Call it the end of a short era. May 2006 marked the demise of something beautiful in my hometown of Eureka, California. Anyone local who reads this column knows what I’m talking about — the closing of the Eureka branch of Video Experience. To say it was vital to the community is hyperbole, but it was vital to cinemaphiles, and while we still have some other video outlets to choose from, none could match Video Experience (or VX to those in the know) for quality and variety.
The store has another branch in Arcata, CA, just one town over, but gone are those days of walking up the street to rent “Deranged” on a whim. The other stores just don’t have the same kind of selection, and Arcata seems like it’s in another state. Any excursion to VX now has to be well planned out, and if you don’t see yourself traveling to Arcata more than once a week, it’s really quite pointless.
So what destroyed this stronghold of good cinema? The stories and reasons are varied, and it wasn’t just any one thing. There was employee theft that didn’t help, and the fact that VX didn’t try to compete with Blockbuster or any of the other stores that seemed to love mainstream hits and little else also didn’t enable the store to keep its doors open. VX was run by film lovers for film lovers, and like any business that’s run on love, money is sometimes lacking. In the end, the owner had to make a choice, and he made one that was good for his business, but bad for those of us in town who loved what he offered.
The store had a huge sale a few days before it closed its doors for good.

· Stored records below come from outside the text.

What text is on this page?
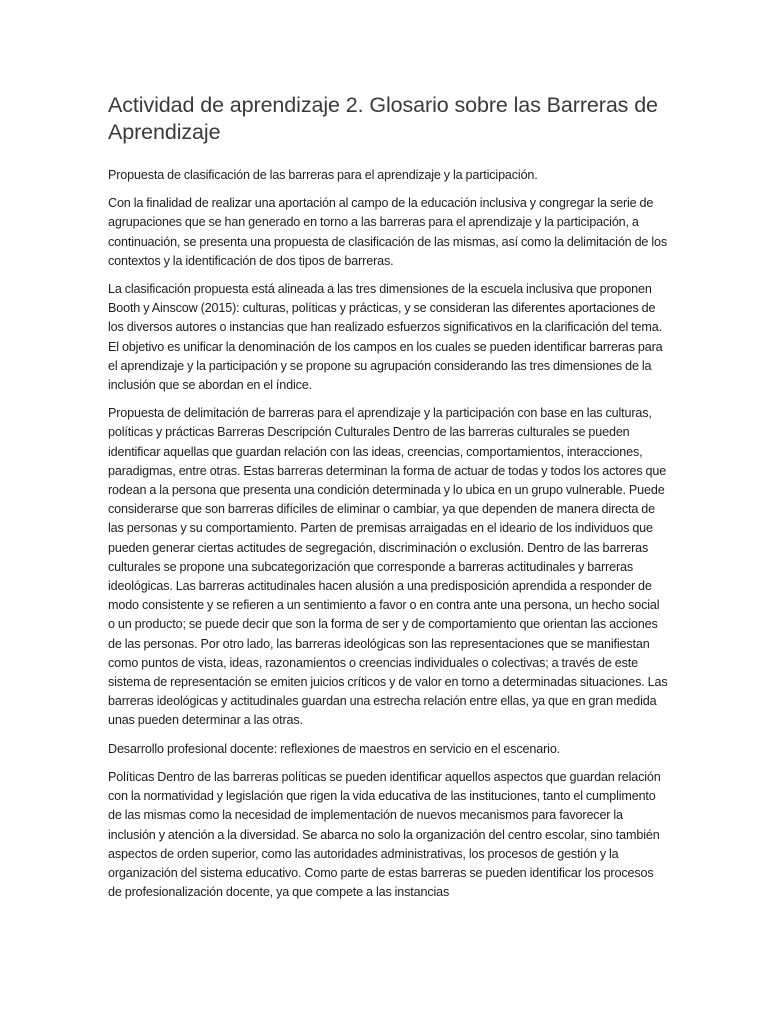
Actividad de aprendizaje 2. Glosario sobre las Barreras de Aprendizaje

Propuesta de clasificación de las barreras para el aprendizaje y la participación.

Con la finalidad de realizar una aportación al campo de la educación inclusiva y congregar la serie de agrupaciones que se han generado en torno a las barreras para el aprendizaje y la participación, a continuación, se presenta una propuesta de clasificación de las mismas, así como la delimitación de los contextos y la identificación de dos tipos de barreras.

La clasificación propuesta está alineada a las tres dimensiones de la escuela inclusiva que proponen Booth y Ainscow (2015): culturas, políticas y prácticas, y se consideran las diferentes aportaciones de los diversos autores o instancias que han realizado esfuerzos significativos en la clarificación del tema. El objetivo es unificar la denominación de los campos en los cuales se pueden identificar barreras para el aprendizaje y la participación y se propone su agrupación considerando las tres dimensiones de la inclusión que se abordan en el índice.

Propuesta de delimitación de barreras para el aprendizaje y la participación con base en las culturas, políticas y prácticas Barreras Descripción Culturales Dentro de las barreras culturales se pueden identificar aquellas que guardan relación con las ideas, creencias, comportamientos, interacciones, paradigmas, entre otras. Estas barreras determinan la forma de actuar de todas y todos los actores que rodean a la persona que presenta una condición determinada y lo ubica en un grupo vulnerable. Puede considerarse que son barreras difíciles de eliminar o cambiar, ya que dependen de manera directa de las personas y su comportamiento. Parten de premisas arraigadas en el ideario de los individuos que pueden generar ciertas actitudes de segregación, discriminación o exclusión. Dentro de las barreras culturales se propone una subcategorización que corresponde a barreras actitudinales y barreras ideológicas. Las barreras actitudinales hacen alusión a una predisposición aprendida a responder de modo consistente y se refieren a un sentimiento a favor o en contra ante una persona, un hecho social o un producto; se puede decir que son la forma de ser y de comportamiento que orientan las acciones de las personas. Por otro lado, las barreras ideológicas son las representaciones que se manifiestan como puntos de vista, ideas, razonamientos o creencias individuales o colectivas; a través de este sistema de representación se emiten juicios críticos y de valor en torno a determinadas situaciones. Las barreras ideológicas y actitudinales guardan una estrecha relación entre ellas, ya que en gran medida unas pueden determinar a las otras.

Desarrollo profesional docente: reflexiones de maestros en servicio en el escenario.

Políticas Dentro de las barreras políticas se pueden identificar aquellos aspectos que guardan relación con la normatividad y legislación que rigen la vida educativa de las instituciones, tanto el cumplimento de las mismas como la necesidad de implementación de nuevos mecanismos para favorecer la inclusión y atención a la diversidad. Se abarca no solo la organización del centro escolar, sino también aspectos de orden superior, como las autoridades administrativas, los procesos de gestión y la organización del sistema educativo. Como parte de estas barreras se pueden identificar los procesos de profesionalización docente, ya que compete a las instancias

I went in and took advantage of it, getting “I Don’t Know Jack,” “Godzilla Final War,” “Narc,” “The Bird With the Crystal Plumage” and “The Manson Family.” I left a lot of films on the shelf I really wanted, however. I just didn’t want to owe any more money on my credit card. Had I not cared, I would’ve bought all the Guinea Pig movies, “Old Boy,” “Die Hard,” and a host of others that could of used a home in my collection, though I never viewed them as necessities.
As I gazed across the racks, wondering whether or not I should get “H,” I heard customer after customer come in and tell the clerk how much the store meant to them and how much they were going to miss it. “We’re still open in Arcata,” the clerk would tell them meekly. Unfortunately, it’s not the same.
The closing of VX makes the decision of using things like Netflix and straight out buying films an all together easier choice. Why bother going to stores that cater to the mainstream and have something like “The Card Player” under the “cult” section (if they even have “The Card Player” or a “cult” section)? VX had an entire Argento section. It had a Euro-Horror section. It had a “Drive-In Madness” section. It had a section devoted to British television shows, and one dedicated to Russian films. Russian films! How many other video stores can say such a thing? How many video stores located in a town the size of Eureka can say such a thing? Few if any.
The next closest store to me has a sizable horror section, but they are all on VHS, with an upgrade to DVD seeming pretty unlikely anytime soon. There is no section devoted to Mario Bava or Lucio Fulci. Blaxploitation? No way.
VX was the one place in town a true cinema lover knew he could go to chit chat or find some obscure film he had only read about. It was the only video store you could go to in town where you wouldn’t see the latest blockbuster playing on the house television. Instead, you may see “The Third Man.” It was the port in the storm of bad movies, and that bit it in the ass, but it was a still a welcome sanctuary for those of us who thought of film as something more than a way to waste an evening.
VX Eureka is gone. I doubt I’ll be going to Arcata to rent any films, as I don’t want to have to drive there to return them. I’ll just buy them or consider Netflix (something I’ve avoided so far). I can go anywhere for something like “Batman Begins,” but now I’ve got nowhere to go for “Audition,” and that pains me.
I remember how excited people were when they found out VX was coming to Eureka. I know how depressed they are now. Hopefully something will spring up to take its place. Hopefully it won’t be plagued by the same problems.
Thanks for your time, VX. Sorry to see you go. It was fun while it lasted, but all good things must come to an end, I guess. But why couldn’t it have been Blockbuster? Apparently there really is no God.